Though glimpses of Edgar’s background are revealed only sporadically throughout the show, Falk and the writers know the basics: Edgar joined the Army straight out of high school, served two tours in Iraq, was estranged from his family and homeless upon his return to L.A., and just wants to feel normal as a civilian. Standing between Edgar and this simple life, Edgar says in the series premiere, is a hat trick of terrors: “the nightmares and the crying and how I want to do heroin all the time.”

It can feel, at times, like a pile-on: Is there any PTSD symptom Edgar doesn’t have to experience? “I think we only have one shot at this, really,” Falk said. “We thought it would be interesting to throw them all at him.” The show, he emphasized, is not about any of these particular issues, but the writers wanted to be sure to “not leave anything out, without also making him physically wounded.”

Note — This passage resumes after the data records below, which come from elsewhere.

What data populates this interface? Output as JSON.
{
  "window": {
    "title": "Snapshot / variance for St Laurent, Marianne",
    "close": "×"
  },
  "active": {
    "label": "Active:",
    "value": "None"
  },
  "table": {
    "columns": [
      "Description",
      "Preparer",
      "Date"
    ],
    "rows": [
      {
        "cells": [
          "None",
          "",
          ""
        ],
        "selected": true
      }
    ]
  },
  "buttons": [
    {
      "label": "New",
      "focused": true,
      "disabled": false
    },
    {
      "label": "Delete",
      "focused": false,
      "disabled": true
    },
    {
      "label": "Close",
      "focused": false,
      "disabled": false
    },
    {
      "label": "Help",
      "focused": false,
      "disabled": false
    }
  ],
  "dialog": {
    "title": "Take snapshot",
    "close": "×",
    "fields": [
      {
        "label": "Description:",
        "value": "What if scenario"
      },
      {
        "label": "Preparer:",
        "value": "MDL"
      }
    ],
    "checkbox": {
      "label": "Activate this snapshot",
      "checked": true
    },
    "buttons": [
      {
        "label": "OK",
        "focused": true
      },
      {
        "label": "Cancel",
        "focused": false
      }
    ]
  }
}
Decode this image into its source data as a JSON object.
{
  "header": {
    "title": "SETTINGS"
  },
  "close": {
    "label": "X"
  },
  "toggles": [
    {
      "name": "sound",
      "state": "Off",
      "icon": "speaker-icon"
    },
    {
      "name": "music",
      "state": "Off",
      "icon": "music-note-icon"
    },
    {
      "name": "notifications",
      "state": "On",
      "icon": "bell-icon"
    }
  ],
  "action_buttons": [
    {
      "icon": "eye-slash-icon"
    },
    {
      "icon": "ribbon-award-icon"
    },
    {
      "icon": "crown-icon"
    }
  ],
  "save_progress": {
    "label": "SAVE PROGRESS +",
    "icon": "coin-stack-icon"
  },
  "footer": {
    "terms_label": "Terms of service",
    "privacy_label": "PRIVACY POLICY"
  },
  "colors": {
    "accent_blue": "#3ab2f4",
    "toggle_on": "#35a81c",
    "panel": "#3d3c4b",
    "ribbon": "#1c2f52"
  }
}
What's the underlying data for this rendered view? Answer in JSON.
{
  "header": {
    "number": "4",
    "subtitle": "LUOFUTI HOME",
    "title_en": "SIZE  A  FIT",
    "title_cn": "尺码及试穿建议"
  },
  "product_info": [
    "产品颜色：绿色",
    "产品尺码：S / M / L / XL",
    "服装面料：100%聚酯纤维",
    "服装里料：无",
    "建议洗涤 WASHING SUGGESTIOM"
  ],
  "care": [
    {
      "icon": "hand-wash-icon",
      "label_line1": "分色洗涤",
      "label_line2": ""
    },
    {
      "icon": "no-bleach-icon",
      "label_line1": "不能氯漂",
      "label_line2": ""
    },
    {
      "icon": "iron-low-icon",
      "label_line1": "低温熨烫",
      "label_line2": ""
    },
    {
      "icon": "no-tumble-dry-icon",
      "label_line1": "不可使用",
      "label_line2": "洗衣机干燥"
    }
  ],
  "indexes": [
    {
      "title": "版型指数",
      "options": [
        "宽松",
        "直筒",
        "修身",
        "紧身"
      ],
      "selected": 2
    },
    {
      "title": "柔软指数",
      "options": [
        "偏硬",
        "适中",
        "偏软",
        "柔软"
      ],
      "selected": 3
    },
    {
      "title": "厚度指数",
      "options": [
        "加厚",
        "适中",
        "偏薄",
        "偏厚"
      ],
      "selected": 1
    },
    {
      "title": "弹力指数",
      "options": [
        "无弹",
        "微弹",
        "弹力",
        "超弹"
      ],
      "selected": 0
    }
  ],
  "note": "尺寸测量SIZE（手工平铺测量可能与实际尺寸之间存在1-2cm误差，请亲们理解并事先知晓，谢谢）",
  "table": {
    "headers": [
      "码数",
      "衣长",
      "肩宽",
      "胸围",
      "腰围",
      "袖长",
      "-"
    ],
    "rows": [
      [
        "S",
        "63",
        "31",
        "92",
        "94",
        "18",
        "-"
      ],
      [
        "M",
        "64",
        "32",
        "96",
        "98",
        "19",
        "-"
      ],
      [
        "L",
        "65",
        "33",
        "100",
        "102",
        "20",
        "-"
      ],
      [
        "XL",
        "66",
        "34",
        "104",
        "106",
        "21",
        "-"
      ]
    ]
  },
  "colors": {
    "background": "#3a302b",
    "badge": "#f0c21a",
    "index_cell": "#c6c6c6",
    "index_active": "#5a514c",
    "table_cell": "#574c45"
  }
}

The war jokes in the show have everyone but Edgar as their target: Hollywood types who spend press junkets bragging about the boot camps they went through to play soldiers in the movies “and suddenly they’re acting like they went through three tours in Iraq,” Falk said; the VA, where Edgar fails to get medication because the man there suggests Edgar’s “bad dreams” are a symptom of “Domestic Civilian Transference Syndrome by Proxy”; the general population, represented here by the self-absorbed trio of Jimmy, Gretchen and Gretchen’s best friend, Lindsay.

Edgar is surrounded by people who “are incredibly selfish and narcissistic,” Falk said. “They have no filter. There is no difference, to them, between someone whining about how their lunch wasn’t very good or about how they watched five of their friends get blown up by an improvised explosive device by the side of the road.”

Jimmy, for instance, complains frequently that Edgar screams in his sleep. In the season two premiere, Jimmy informs us that Edgar’s usual cries in the night are “Get to the chopper!” and “Where’s Rodriguez?” and “I didn’t know it was a school!” (Edgar’s reply, haunted: “I didn’t know it was a school.”)

Borges thinks it’s depressing, but not surprising, that Edgar’s contemporaries are so dismissive of his combat experience. “When you think about the millennial group that the show is kind of depicting, the way that they date and the way that they live, I think it’s easy for those characters to just kind of write off any issues that he might have, because they’re also the type of people who would break up with you over a text message and not do it to your face.”

Season two will find Edgar looking back on his combat experiences and “realizing that maybe there wasn’t a great reason for him to go there,” Falk said. (At one point in season one, Edgar — not unkindly — summarizes the entire United States of America as “the business interests of evil men.”) “You have to buy a certain bill of rights if you’re going to shoot another human being. So it’s interesting to watch [him] come back and investigate further, and see (him) say. ‘Wow, that was not really worth it.’ “

Edgar will also be trying to assemble the pieces of an ordinary life, like a job and, maybe, a girlfriend. “You also get to watch him try to overcome those bad effects and, moreover, not be defined by them,” Falk said.

“We watch him battle: Are you a veteran or are you just a person?” Falk said. “And what comes first?”